How to Improve Traceability?

To improve traceability in manufacturing, businesses can implement the following strategies:

How to Improve Traceability?


  1. Standardize Data Collection: Establish a consistent and comprehensive system for data collection, ensuring that all relevant information is captured and stored in a centralized database.
  1. Leverage Technology: Invest in advanced technologies, such as barcoding QR Codes and RFID, to automate the data collection and tracking processes.
  1. Integrate Systems: Ensure seamless integration between various systems, such as ERP, warehouse management, and transportation management, to create a holistic view of the supply chain.
  1. Collaborate with Supply Chain Partners: Foster strong partnerships with suppliers, and distributors to enhance end-to-end traceability and transparency.
  1. Implement Traceability Protocols: Develop and enforce clear protocols for product identification, labelling, and handling to ensure consistent traceability practices across the organization.
  1. Analyse and Optimize: Regularly review traceability data to identify areas for improvement, optimize processes, and make informed decisions to enhance overall supply chain performance.

Case Studies About Traceability in The Pharmaceutical Industry 

The global pharmaceutical track and trace solutions market size is expected to reach $6.1 billion by 2027, growing at a CAGR of 20.9%. 

Cipla Limited, a prominent pharmaceutical company in India, undertook the initiative to implement a comprehensive traceability system to combat the challenges of counterfeit drugs, meet stringent regulatory requirements, and enhance overall supply chain efficiency.

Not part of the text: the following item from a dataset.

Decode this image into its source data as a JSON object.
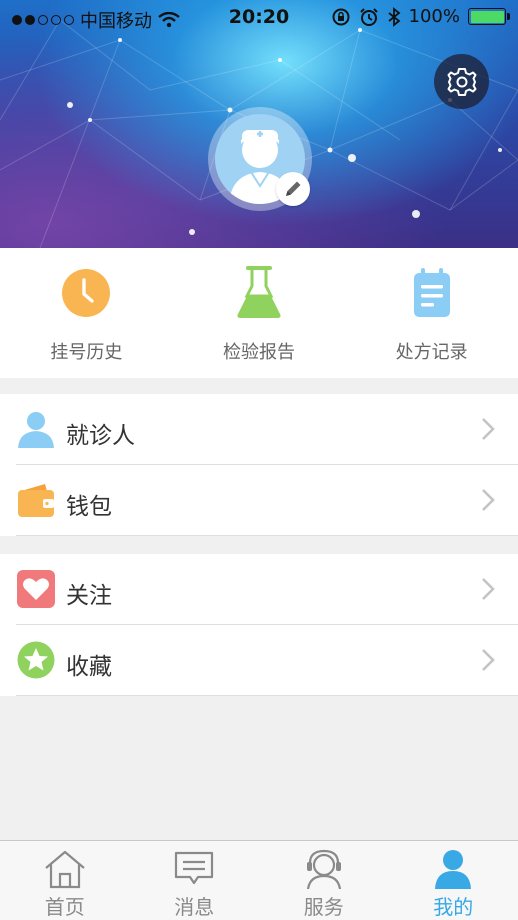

With its extensive product portfolio and global reach, Cipla needed a robust system to ensure product safety and regulatory compliance.

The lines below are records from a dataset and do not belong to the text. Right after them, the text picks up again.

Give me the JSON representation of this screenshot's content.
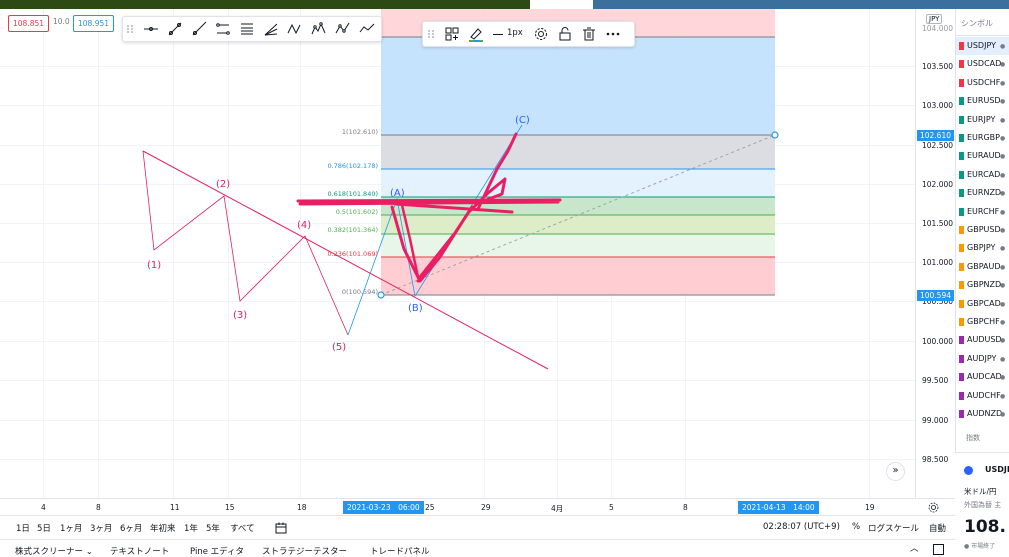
{
  "ohlc": {
    "open": "108.851",
    "spread": "10.0",
    "close": "108.951"
  },
  "price_axis": {
    "currency": "JPY",
    "top_partial": "104.000",
    "ticks": [
      "103.500",
      "103.000",
      "102.500",
      "102.000",
      "101.500",
      "101.000",
      "100.500",
      "100.000",
      "99.500",
      "99.000",
      "98.500"
    ],
    "label_upper": "102.610",
    "label_lower": "100.594"
  },
  "time_axis": {
    "ticks": [
      "4",
      "8",
      "11",
      "15",
      "18",
      "25",
      "29",
      "4月",
      "5",
      "8",
      "5",
      "19"
    ],
    "label_start": "2021-03-23　06:00",
    "label_end": "2021-04-13　14:00"
  },
  "fib_levels": [
    {
      "label": "1(102.610)",
      "color": "#787b86"
    },
    {
      "label": "0.786(102.178)",
      "color": "#2196f3"
    },
    {
      "label": "0.618(101.840)",
      "color": "#089981"
    },
    {
      "label": "0.5(101.602)",
      "color": "#4caf50"
    },
    {
      "label": "0.382(101.364)",
      "color": "#4caf50"
    },
    {
      "label": "0.236(101.069)",
      "color": "#f23645"
    },
    {
      "label": "0(100.594)",
      "color": "#787b86"
    }
  ],
  "wave_labels": {
    "w1": "(1)",
    "w2": "(2)",
    "w3": "(3)",
    "w4": "(4)",
    "w5": "(5)"
  },
  "abc_labels": {
    "a": "(A)",
    "b": "(B)",
    "c": "(C)"
  },
  "fib_toolbar": {
    "width_label": "1px"
  },
  "bottom_toolbar": {
    "ranges": [
      "1日",
      "5日",
      "1ヶ月",
      "3ヶ月",
      "6ヶ月",
      "年初来",
      "1年",
      "5年",
      "すべて"
    ],
    "time": "02:28:07 (UTC+9)",
    "percent": "%",
    "log": "ログスケール",
    "auto": "自動"
  },
  "bottom_tabs": [
    "株式スクリーナー",
    "テキストノート",
    "Pine エディタ",
    "ストラテジーテスター",
    "トレードパネル"
  ],
  "watchlist": {
    "header": "シンボル",
    "items": [
      {
        "symbol": "USDJPY",
        "color": "#f23645",
        "selected": true
      },
      {
        "symbol": "USDCAD",
        "color": "#f23645"
      },
      {
        "symbol": "USDCHF",
        "color": "#f23645"
      },
      {
        "symbol": "EURUSD",
        "color": "#089981"
      },
      {
        "symbol": "EURJPY",
        "color": "#089981"
      },
      {
        "symbol": "EURGBP",
        "color": "#089981"
      },
      {
        "symbol": "EURAUD",
        "color": "#089981"
      },
      {
        "symbol": "EURCAD",
        "color": "#089981"
      },
      {
        "symbol": "EURNZD",
        "color": "#089981"
      },
      {
        "symbol": "EURCHF",
        "color": "#089981"
      },
      {
        "symbol": "GBPUSD",
        "color": "#ff9800"
      },
      {
        "symbol": "GBPJPY",
        "color": "#ff9800"
      },
      {
        "symbol": "GBPAUD",
        "color": "#ff9800"
      },
      {
        "symbol": "GBPNZD",
        "color": "#ff9800"
      },
      {
        "symbol": "GBPCAD",
        "color": "#ff9800"
      },
      {
        "symbol": "GBPCHF",
        "color": "#ff9800"
      },
      {
        "symbol": "AUDUSD",
        "color": "#9c27b0"
      },
      {
        "symbol": "AUDJPY",
        "color": "#9c27b0"
      },
      {
        "symbol": "AUDCAD",
        "color": "#9c27b0"
      },
      {
        "symbol": "AUDCHF",
        "color": "#9c27b0"
      },
      {
        "symbol": "AUDNZD",
        "color": "#9c27b0"
      }
    ],
    "section_label": "指数",
    "detail_symbol": "USDJPY",
    "detail_name": "米ドル/円",
    "detail_type": "外国為替 主",
    "detail_price": "108.",
    "detail_status": "● 市場終了"
  },
  "colors": {
    "accent": "#2196f3",
    "drawing": "#e91e63",
    "wave": "#e0245e"
  }
}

  • Data Management: The analysis of inaccurate or irrelevant data, along with the storage and access of massive amounts of data, can lead to a decline in overall supply chain performance and efficiency.
  • Technological Advancements: Keeping up with technological advancements and integrating them into the supply chain to improve efficiency and performance is a constant challenge.
  • Unpredictability and Volatility: Persistent unpredictability in the market, labor shortages, and global bottlenecks are critical challenges that supply chains must navigate.
  • Sustainability: Incorporating sustainable practices into the supply chain is becoming increasingly important and can be challenging to implement effectively. 

Technological Solutions:

  • Serialization: By implementing serialization for product lines, assigning a unique identifier to each package in the form of a 2D barcode or QR code. This code contains detailed product information such as product code, batch number, and expiration date.
  • Barcodes: Barcodes have been the backbone of inventory management since their inception in the 1970s. These one-dimensional (1D) symbols encode data by varying the spacings and widths of parallel lines. They are cost-effective and widely used for managing large volumes of products, allowing for quick scanning and identification of items within a supply chain.
  • QR Codes: Quick Response codes, are two-dimensional (2D) matrix barcodes that can store significantly more information than traditional barcodes – up to 7,089 numeric characters compared to barcodes’ of 20-25. This capacity enables QR codes to hold a wealth of data, including URLs, serial numbers, and even images, which can be accessed with a simple scan using a smartphone or dedicated scanner.
  • RFID Technology: RFID tags are used to monitor the products’ movement in real-time. These technologies help ensure that products are stored and transported under optimal conditions.

At Last:

Traceability is a vital component of modern supply chain management, especially in industries where product safety and regulatory compliance are paramount. By leveraging advanced technologies and fostering collaboration across the supply chain, companies can enhance product safety, improve operational efficiency, and build consumer trust. The benefits of traceability extend beyond compliance, offering significant advantages in quality control, risk management, and brand reputation.

Traceability: A Vital Component of Modern Supply Chain Management.